Il nous apparaît, de plus, que le maintien de la prohibition et ses conséquences sur l’établissement de la filiation juridique, vont à l’encontre de l’intérêt supérieur de tous les enfants qui continueront de naître grâce à une GPA pratiquée dans des pays où elle n’est pas illégale et où les couples français qui en ont les moyens continueront de se rendre.
Nous exprimons le vœu que la GPA, strictement encadrée de façon à préserver la dignité et la sécurité de tous les protagonistes impliqués, soit prévue, à titre dérogatoire, dans la loi, à l’occasion de sa future révision.
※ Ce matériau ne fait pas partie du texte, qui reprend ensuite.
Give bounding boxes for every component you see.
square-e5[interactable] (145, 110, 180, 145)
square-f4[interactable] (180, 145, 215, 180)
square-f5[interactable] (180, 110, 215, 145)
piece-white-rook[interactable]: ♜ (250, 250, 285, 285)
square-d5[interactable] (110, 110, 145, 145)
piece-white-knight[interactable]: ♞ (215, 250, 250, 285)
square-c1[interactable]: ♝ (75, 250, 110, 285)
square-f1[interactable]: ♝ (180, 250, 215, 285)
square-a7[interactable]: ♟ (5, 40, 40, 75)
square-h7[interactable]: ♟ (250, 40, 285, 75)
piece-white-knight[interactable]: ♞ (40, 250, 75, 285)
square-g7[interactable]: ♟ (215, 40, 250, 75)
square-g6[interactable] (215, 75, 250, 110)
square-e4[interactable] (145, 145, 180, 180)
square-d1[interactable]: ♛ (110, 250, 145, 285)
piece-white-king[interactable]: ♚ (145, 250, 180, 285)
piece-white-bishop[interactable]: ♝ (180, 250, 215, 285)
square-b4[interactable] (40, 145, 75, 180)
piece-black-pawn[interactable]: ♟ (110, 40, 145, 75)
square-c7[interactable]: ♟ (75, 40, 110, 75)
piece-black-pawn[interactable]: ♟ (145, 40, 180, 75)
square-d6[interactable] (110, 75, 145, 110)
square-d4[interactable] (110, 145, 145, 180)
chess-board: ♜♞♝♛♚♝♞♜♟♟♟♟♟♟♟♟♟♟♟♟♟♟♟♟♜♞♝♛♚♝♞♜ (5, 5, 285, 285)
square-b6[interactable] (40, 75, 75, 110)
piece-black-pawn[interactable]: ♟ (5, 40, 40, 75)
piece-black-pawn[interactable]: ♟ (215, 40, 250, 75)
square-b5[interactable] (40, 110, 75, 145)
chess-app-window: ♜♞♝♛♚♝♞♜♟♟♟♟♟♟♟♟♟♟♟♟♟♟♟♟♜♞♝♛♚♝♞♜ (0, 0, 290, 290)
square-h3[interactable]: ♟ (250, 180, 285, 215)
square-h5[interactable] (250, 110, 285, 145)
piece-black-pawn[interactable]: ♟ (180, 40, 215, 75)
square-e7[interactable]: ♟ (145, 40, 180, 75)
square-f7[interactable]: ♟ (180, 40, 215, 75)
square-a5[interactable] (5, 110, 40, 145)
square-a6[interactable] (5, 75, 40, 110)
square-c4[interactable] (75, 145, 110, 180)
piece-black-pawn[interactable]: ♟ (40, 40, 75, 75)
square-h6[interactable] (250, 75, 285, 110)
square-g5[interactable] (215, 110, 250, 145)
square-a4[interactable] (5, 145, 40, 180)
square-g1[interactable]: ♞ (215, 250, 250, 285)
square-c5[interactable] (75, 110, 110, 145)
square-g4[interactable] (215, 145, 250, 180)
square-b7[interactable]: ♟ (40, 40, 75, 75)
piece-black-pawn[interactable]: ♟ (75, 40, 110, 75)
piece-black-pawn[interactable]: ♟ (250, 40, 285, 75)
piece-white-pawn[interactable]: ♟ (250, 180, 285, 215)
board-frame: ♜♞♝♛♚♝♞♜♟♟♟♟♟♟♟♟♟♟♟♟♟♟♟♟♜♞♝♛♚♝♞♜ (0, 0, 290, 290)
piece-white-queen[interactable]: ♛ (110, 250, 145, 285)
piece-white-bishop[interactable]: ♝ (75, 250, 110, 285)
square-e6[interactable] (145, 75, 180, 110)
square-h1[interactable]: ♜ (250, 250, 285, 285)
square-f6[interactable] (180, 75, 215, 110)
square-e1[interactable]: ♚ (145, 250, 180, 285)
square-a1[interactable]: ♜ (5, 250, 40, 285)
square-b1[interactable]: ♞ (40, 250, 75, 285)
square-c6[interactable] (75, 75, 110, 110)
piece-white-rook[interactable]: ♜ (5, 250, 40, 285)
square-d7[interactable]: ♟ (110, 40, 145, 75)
Nous souhaitons aussi qu’une telle mesure dérogatoire soit nécessairement accompagnée d’une étude prospective permettant d’en évaluer les conséquences.» On observera qu’il est peu fait état, ici, des «porteuses». Ces femmes qui «font don de leur capacité gestatrice». Don ou prêt ?
Les salles obscures du Vieux Continent proposent ces temps-ci une histoire romancée d’Abraham Lincoln.3 Une opportunité pour rappeler une méchante vérité : des esclaves peuvent ne pas être malheureux et la servitude être volontaire. Cela peut valoir pour les champs de coton comme pour la GPA.